The song was also recorded by The Searchers and by Hughie Jones of The Spinners (Jones later claimed that the real Maggie May lived in Duke Street and died in 1952). It was also recorded in several albums of sea shanties, by Cyril Tawney, Bob Roberts and others.

==The Beatles' version==

A brief extract was performed by the Beatles in a joking manner during their Get Back sessions, in early 1969, at a point in the proceedings when they were warming up in the studio by playing old rock and roll and skiffle songs that they had known and played in their teenage years. They adopt heavy scouse accents for the performance. A truncated version of it was included on the 1970 album drawn from those sessions, Let It Be, appearing as the last track on the LP's first side, immediately after the title song.

The version they performed was spelled "Maggie Mae" on the track listing and all four Beatles were credited as arrangers of the traditional song, thus allowing them to collect the writers' share of the publishing income for this public domain song. At 39 seconds long, it is the second-shortest song released on an official Beatles album (the shortest being "Her Majesty", at 23 seconds). It was also the first cover song to appear on an album since "Act Naturally" was recorded in June 1965 as the last recorded song for the group's album Help!

This song and "Dig It" appear on the Let It Be album, but are not included on the Let It Be... Naked album. Let It Be... Naked did include "Maggie Mae" on the bonus disc, "Fly on the Wall" at 17 minutes and 30 seconds. This extends beyond the 39 seconds included on the original Let it Be and segues at 54 seconds into "I Fancy Me Chances" as McCartney sings "Take it Maggie...oh, I fancy me chances with you".

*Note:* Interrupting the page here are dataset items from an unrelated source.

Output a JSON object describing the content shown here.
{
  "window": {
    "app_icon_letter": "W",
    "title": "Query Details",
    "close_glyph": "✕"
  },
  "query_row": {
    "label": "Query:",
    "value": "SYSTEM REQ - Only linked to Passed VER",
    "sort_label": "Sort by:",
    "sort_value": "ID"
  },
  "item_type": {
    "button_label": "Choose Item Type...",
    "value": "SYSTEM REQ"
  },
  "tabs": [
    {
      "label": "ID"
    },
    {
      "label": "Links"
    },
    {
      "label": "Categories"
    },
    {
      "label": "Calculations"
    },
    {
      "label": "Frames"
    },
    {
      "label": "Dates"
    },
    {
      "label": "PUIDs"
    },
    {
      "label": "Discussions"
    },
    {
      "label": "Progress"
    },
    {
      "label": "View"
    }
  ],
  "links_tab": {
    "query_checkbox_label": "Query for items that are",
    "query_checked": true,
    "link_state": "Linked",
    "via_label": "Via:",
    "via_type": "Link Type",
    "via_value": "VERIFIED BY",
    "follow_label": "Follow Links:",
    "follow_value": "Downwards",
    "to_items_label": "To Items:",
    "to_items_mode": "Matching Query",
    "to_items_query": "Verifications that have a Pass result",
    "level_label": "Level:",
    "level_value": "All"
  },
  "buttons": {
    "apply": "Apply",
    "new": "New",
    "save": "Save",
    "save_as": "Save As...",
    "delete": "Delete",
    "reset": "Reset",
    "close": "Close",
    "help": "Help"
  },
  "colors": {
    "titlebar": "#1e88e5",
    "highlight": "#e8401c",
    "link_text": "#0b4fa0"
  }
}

The song had been a staple of the repertoire of the Quarrymen, the skiffle group formed by Lennon that evolved into the Beatles in 1960. Lennon was still making home recordings of the song shortly before his death in 1980. These instances demonstrate an important personal connection to the song for Lennon and may have contributed to the snippet being included on the album Let It Be.

The song appears twice in the 2010 biopic Nowhere Boy. First, it is played for a teenage John Lennon by his mother, Julia, and he then learns to play it himself, both on the four-string banjo. Later in the film the song is shown as the first one played by Lennon's band the Quarrymen, though this was not in fact their first public appearance. A performance by the cast (as "The Nowhere Boys") appears on the film's soundtrack album. This version of the song is credited to British musician and songwriter Wally Whyton.

The song is sung in the 2017 film Pirates of the Caribbean: Dead Men Tell No Tales, by a character named Uncle Jack, portrayed by McCartney.

===Personnel===
- John Lennon – vocal, acoustic guitar (Gibson J-200)
- Paul McCartney – vocal, acoustic guitar (Martin D-28)
- George Harrison – bass-line on electric guitar (Fender Telecaster)
- Ringo Starr – drums

Personnel per Ian MacDonald

==Other uses==
Rod Stewart has said that this folk song inspired his 1971 hit single "Maggie May", which was number one in the United States, the United Kingdom, Australia and Canada.